For further reading about Chandler, I recommend the aforementioned The Long Embrace by Judith Freeman, The Life of Raymond Chandler by Frank MacShane (a former professor of mine at UC Berkeley), Raymond Chandler: A Biography by Tom Hiney, and the recently published Raymond Chandler: A Life by Tom Williams. Be advised that all four books were published before the appearance of Watson’s manuscript and thus make no reference to it. “A College Boy: Raymond Chandler at Dulwich College, 1900 to 1905,” a booklet written by Calista M. Lucy, The Keeper of the Archives at Dulwich, provides brief but fascinating information and photographs of Chandler’s early years in England, and Chandler Before Marlowe, edited by Matthew J. Bruccoli, contains all of Chandler’s early short pieces cited by Watson. For contemporaneous background on the Boer War, Arthur Conan Doyle’s The Great Boer War offers significant resonance.

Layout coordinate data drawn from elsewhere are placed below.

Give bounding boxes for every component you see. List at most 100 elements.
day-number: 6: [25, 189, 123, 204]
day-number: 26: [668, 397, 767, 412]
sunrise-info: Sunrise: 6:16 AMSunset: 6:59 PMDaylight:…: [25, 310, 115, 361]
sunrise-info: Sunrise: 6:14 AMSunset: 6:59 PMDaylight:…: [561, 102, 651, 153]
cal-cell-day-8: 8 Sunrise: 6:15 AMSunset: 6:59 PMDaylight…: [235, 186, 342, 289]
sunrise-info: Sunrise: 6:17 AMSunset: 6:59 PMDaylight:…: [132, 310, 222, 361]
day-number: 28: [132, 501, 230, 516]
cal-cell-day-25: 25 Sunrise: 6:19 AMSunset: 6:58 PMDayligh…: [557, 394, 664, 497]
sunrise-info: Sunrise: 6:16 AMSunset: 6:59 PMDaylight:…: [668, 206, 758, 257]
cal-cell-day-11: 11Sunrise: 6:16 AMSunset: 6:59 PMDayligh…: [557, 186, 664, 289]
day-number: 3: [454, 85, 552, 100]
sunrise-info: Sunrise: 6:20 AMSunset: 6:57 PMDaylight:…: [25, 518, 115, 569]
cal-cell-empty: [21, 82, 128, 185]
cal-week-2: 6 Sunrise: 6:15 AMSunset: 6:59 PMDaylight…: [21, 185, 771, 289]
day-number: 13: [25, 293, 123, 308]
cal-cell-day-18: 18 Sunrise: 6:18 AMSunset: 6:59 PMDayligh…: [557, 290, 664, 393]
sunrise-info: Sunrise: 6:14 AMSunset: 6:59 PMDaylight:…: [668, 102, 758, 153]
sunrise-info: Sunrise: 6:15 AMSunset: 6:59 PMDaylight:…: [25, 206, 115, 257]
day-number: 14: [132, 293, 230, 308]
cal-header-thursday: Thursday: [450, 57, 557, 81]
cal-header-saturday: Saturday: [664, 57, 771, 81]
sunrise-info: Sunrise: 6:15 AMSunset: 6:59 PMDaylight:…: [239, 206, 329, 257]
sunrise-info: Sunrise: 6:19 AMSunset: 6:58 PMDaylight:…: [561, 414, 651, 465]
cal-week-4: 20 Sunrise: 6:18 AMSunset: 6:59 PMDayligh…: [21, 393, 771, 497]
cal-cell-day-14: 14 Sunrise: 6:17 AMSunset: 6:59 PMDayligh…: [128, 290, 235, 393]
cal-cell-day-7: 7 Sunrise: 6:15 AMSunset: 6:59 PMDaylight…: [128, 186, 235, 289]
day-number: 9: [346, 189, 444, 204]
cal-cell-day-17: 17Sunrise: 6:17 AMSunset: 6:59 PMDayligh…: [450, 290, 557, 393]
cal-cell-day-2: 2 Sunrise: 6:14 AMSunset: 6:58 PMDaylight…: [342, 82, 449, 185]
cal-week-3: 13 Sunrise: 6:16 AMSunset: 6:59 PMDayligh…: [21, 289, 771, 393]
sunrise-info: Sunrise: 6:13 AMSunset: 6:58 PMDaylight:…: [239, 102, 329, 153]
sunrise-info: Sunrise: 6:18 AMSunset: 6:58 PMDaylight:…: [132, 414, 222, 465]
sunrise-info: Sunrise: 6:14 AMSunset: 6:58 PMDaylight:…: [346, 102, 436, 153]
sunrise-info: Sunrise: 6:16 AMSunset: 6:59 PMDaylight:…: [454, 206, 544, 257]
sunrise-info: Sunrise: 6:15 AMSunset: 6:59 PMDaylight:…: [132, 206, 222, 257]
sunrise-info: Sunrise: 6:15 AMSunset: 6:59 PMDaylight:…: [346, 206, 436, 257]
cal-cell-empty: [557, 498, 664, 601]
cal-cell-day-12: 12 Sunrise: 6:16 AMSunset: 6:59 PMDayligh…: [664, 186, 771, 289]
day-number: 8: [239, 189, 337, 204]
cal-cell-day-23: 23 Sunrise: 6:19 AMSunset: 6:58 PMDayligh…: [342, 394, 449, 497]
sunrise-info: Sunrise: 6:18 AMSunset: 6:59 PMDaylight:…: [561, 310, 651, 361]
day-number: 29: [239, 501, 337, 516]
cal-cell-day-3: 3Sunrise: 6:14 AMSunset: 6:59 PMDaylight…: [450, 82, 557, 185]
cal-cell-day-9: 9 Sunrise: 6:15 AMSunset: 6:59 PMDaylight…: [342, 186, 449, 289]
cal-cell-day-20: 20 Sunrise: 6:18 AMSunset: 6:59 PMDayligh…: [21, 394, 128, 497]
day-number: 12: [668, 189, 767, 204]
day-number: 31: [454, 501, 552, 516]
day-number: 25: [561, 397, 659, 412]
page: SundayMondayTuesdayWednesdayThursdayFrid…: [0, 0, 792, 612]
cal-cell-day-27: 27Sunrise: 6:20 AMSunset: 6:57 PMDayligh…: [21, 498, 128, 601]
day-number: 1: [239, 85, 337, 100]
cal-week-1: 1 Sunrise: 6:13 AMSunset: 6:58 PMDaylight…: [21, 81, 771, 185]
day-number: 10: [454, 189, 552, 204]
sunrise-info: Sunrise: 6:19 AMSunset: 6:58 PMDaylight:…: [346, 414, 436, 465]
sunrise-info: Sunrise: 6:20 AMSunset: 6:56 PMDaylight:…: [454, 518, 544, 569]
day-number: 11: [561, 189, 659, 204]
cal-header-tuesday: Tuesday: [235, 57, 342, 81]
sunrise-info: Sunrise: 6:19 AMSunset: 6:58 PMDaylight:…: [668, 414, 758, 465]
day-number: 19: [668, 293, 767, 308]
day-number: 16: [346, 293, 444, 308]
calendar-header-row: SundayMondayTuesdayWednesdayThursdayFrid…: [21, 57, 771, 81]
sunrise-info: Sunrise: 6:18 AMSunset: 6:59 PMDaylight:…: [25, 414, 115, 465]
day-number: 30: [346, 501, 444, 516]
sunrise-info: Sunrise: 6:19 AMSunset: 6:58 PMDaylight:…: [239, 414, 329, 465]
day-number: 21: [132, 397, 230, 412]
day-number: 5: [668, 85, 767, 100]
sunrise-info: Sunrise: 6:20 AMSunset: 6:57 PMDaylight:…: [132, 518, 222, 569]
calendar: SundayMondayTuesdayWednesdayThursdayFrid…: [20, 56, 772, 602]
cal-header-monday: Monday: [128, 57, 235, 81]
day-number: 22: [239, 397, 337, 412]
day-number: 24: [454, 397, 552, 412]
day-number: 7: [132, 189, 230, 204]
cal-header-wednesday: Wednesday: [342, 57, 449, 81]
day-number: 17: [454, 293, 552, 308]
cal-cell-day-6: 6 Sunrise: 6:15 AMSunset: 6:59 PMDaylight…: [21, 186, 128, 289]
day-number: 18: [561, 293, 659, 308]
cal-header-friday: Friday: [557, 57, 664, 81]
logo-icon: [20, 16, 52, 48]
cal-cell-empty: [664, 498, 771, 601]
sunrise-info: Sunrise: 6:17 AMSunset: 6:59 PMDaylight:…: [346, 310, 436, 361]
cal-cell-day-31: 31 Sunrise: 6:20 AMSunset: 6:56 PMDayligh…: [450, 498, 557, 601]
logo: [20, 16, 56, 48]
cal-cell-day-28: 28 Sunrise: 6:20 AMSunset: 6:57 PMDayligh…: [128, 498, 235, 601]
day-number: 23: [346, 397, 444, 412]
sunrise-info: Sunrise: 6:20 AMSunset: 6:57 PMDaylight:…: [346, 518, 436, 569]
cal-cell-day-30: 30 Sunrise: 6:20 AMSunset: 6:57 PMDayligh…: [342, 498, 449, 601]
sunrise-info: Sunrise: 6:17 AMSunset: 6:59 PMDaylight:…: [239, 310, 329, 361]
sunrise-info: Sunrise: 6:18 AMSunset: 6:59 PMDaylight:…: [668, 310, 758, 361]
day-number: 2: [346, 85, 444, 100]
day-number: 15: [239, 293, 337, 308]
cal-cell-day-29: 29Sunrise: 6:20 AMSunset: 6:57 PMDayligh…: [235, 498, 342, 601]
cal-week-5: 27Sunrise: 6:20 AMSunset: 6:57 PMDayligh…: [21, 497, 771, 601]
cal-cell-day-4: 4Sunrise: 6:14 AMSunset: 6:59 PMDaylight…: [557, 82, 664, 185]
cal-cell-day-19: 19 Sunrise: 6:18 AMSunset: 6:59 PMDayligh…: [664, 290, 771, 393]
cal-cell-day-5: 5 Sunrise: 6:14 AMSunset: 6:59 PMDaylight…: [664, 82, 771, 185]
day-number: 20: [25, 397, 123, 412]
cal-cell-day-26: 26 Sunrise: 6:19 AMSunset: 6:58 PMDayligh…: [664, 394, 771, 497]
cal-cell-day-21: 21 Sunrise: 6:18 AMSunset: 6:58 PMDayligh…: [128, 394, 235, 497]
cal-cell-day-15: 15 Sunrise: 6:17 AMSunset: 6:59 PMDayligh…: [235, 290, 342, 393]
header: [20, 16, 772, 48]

The best introduction to the mature Raymond Chandler, of course, is his written works (see, for example, the two volumes of novels published by The Library of America and his complete short stories, which appear in Collected Stories published by Everyman’s Library). There is obviously much that can be learned about Chandler’s views of the world from reading his fiction. But only by studying such works in connection with Watson’s newly found text can we fully appreciate Chandler’s maturation. Watson’s account of the early life of Billy the Page reveals many of the social and psychological forces that helped form the writer Billy was to become. The boy in London, who had trouble composing an account of a missing diamond, evolved into one of the most accomplished narrators of murder and mayhem in American literary history. Thanks to Dr. Watson, we now know why.

One final point of interest: In 1903 Charlie Chaplin made his first appearance on the legitimate stage. It should be noted that, featured in William Gillette’s production of Sherlock Holmes, the young Chaplin played the role of “Billy the Pageboy.”